Item 1. Description of Registrant’s Securities to be Registered.
     Item 1 of the Form 8-A is hereby amended by adding the following after the last paragraph thereof:
     On May 24, 2010, the Company and Mellon Investor Services LLC, as successor to ChaseMellon Shareholder Services, L.L.C., as rights agent (the “Rights Agent”), entered into Amendment No. 2 to Rights Agreement (the “Amendment”). The Amendment amends the Rights Agreement, dated as of June 8, 2000, between the Company and the Rights Agent, as amended by amendment No. 1 thereto dated as of May 30, 2008 (as amended, the “Rights Agreement”).

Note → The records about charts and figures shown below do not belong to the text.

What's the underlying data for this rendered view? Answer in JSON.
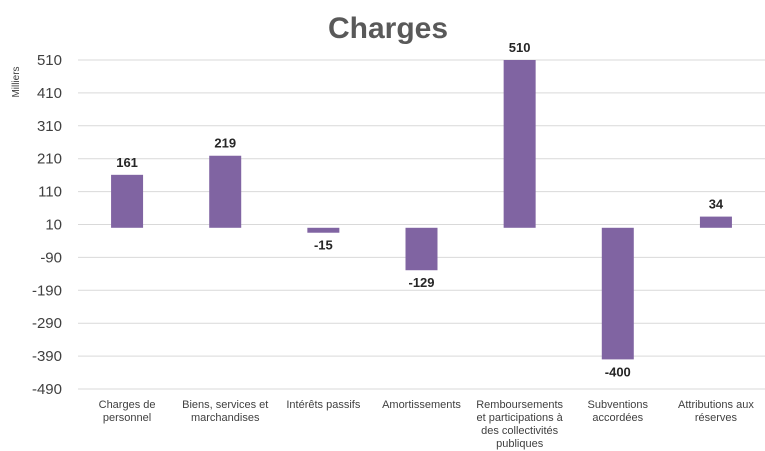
{
  "chart_data": {
    "type": "bar",
    "title": "Charges",
    "ylabel": "Milliers",
    "xlabel": "",
    "categories": [
      [
        "Charges de",
        "personnel"
      ],
      [
        "Biens, services et",
        "marchandises"
      ],
      [
        "Intérêts passifs"
      ],
      [
        "Amortissements"
      ],
      [
        "Remboursements",
        "et participations à",
        "des collectivités",
        "publiques"
      ],
      [
        "Subventions",
        "accordées"
      ],
      [
        "Attributions aux",
        "réserves"
      ]
    ],
    "values": [
      161,
      219,
      -15,
      -129,
      510,
      -400,
      34
    ],
    "data_labels": [
      "161",
      "219",
      "-15",
      "-129",
      "510",
      "-400",
      "34"
    ],
    "yticks": [
      510,
      410,
      310,
      210,
      110,
      10,
      -90,
      -190,
      -290,
      -390,
      -490
    ],
    "ytick_labels": [
      "510",
      "410",
      "310",
      "210",
      "110",
      "10",
      "-90",
      "-190",
      "-290",
      "-390",
      "-490"
    ],
    "ylim": [
      -490,
      510
    ],
    "baseline": 0,
    "grid": true,
    "legend": "none",
    "bar_color": "#8064a2"
  }
}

     The Amendment adds the following to the definition of “Acquiring Person” in the Rights Agreement: “Notwithstanding the foregoing, the Board of Directors may determine, in the exercise of its reasonable judgment, that a Person who would otherwise be an “Acquiring Person,” as defined pursuant to the foregoing definition, shall not be deemed to be an “Acquiring Person,” provided, that, and for so long as (i) such Person, together with all Affiliates and Associates of such Person, shall be the Beneficial Owner of not more than 23% of the Common Shares then outstanding and (ii) on or before the date upon which such Person would otherwise be an “Acquiring Person,” as defined pursuant to the foregoing definition, such Person, on behalf of or together with all Affiliates and Associates of such Person, shall have executed and delivered to the Company, and shall be bound by and subject to, a standstill agreement satisfactory in form and substance to the Board of Directors.”
     The foregoing description of the Amendment does not purport to be complete and is qualified in its entirety by reference to the complete text of the Amendment, which is filed herewith as Exhibit 3 and is incorporated herein by reference.
ITEM 2. Exhibits.
     
Exhibit No.   Exhibit
 
   
1.
  Rights Agreement, dated as of June 8, 2000, between the Company and ChaseMellon Shareholder Services, LLC, which includes the Certificate of Designation in respect of the Series A Preferred Stock as Exhibit A, the form of Right Certificate as Exhibit B and the Summary of Rights to Purchase Series A Preferred Stock as Exhibit C. Pursuant to the Rights Agreement, Right Certificates will not be mailed until after the Separation Date (as defined therein).(Incorporated by reference to Exhibit 1 to Registration Statement on Form 8-A filed by the Company on June 14, 2000).